Sin duda las presentes
dificultosísimas circunstancias por que atraviesa Portugal, después de haberse
declarado allí públicamente la guerra contra la religión, Nos causan gran
congoja y tristeza. Nos lamentamos ante el espectáculo de tantos males como
afligen a una nación que amamos de lo íntimo del corazón; Nos angustiamos por el
temor de los mayores males que seguramente la amenazan si los que gobiernan no
tornan a lo que deben. Pero vuestro denodado valor, Venerables Hermanos que
regís la Iglesia de Portugal, y el ardor de ese clero, que corresponde
admirablemente a vuestro valor, Nos llenan de consuelo y dan esperanza que han
de lucir Dios mediante, días mejores.

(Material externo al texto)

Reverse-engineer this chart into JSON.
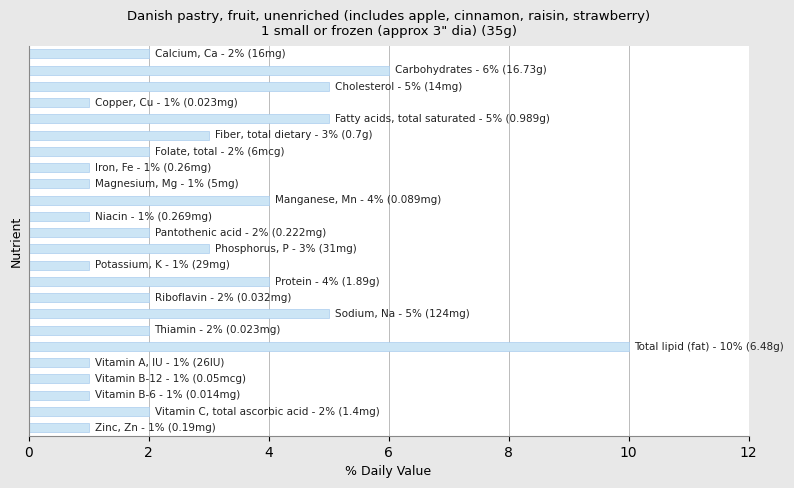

Todos vosotros no atendíais, ciertamente,
a vuestra seguridad y provecho, sino a vuestra obligación y dignidad, cuando
indignados pública y libremente rechazasteis la inicua ley de Separación;
cuando a una declarasteis que preferíais redimir la libertad de vuestro
ministerio sagrado con la pérdida de vuestros bienes, a vender vuestra
esclavitud por vil precio y por fin, cuando asegurasteis que ninguna astucia o
acometimiento de los enemigos podría jamás romper el vinculo que os une con el
Romano Pontífice. En tended, pues, que estos vuestros ejemplos, dados en
presencia de toda la Iglesia, de fidelidad, constancia y fortaleza han sido de
gran gozo a todos buenos, de grande honor para vosotros y de no pequeño provecho
en sus calamidades para Portugal. Seguid, por lo tanto, como habéis comenzado,
defendiendo valerosamente la causa de la religión, con la cual va unida la salud
común de la patria, pero atended sobre todo, a que entre vosotros, el pueblo
cristiano y vosotros, y entre todos y esta Cátedra de San Pedro conservéis y
afiancéis diligentemente gran unanimidad y concordia. Ya que el propósito, como
dejamos dicho, de los autores de esta perversa ley no fue separar la Iglesia
lusitana, que despojan y persiguen, de la república (como quieren aparentar),
sino del Vicario de Jesucristo. Por eso, si con todo empeño procuráis vosotros
oponeros y resistir al intento y maldad de esos hombres habréis mirado, como
conviene, por el interés de los católicos en Portugal. Nos, en tanto, según
exige el singular amor con que os amamos, suplicamos al Dios omnipotente proteja
benigno vuestro celo y diligencia. Y a vosotros todos, Prelados del orbe
católico restante, rogamos queráis cumplir en unos tiempos tan angustiosos el
mismo deber con vuestros solícitos Hermanos de Portugal.
9. Bendición final.
En prenda de los divinos dones
y en testimonio de Nuestra benevolencia, os damos de todo corazón a vosotros
todos, Venerables Hermanos, y a vuestro clero y pueblo la Bendición Apostólica.
Dado en Roma junto a San
Pedro, el día 24 de mayo, fiesta de Nuestra Señora Auxiliadora de los
Cristianos, el año 1911, octavo de Nuestro Pontificado.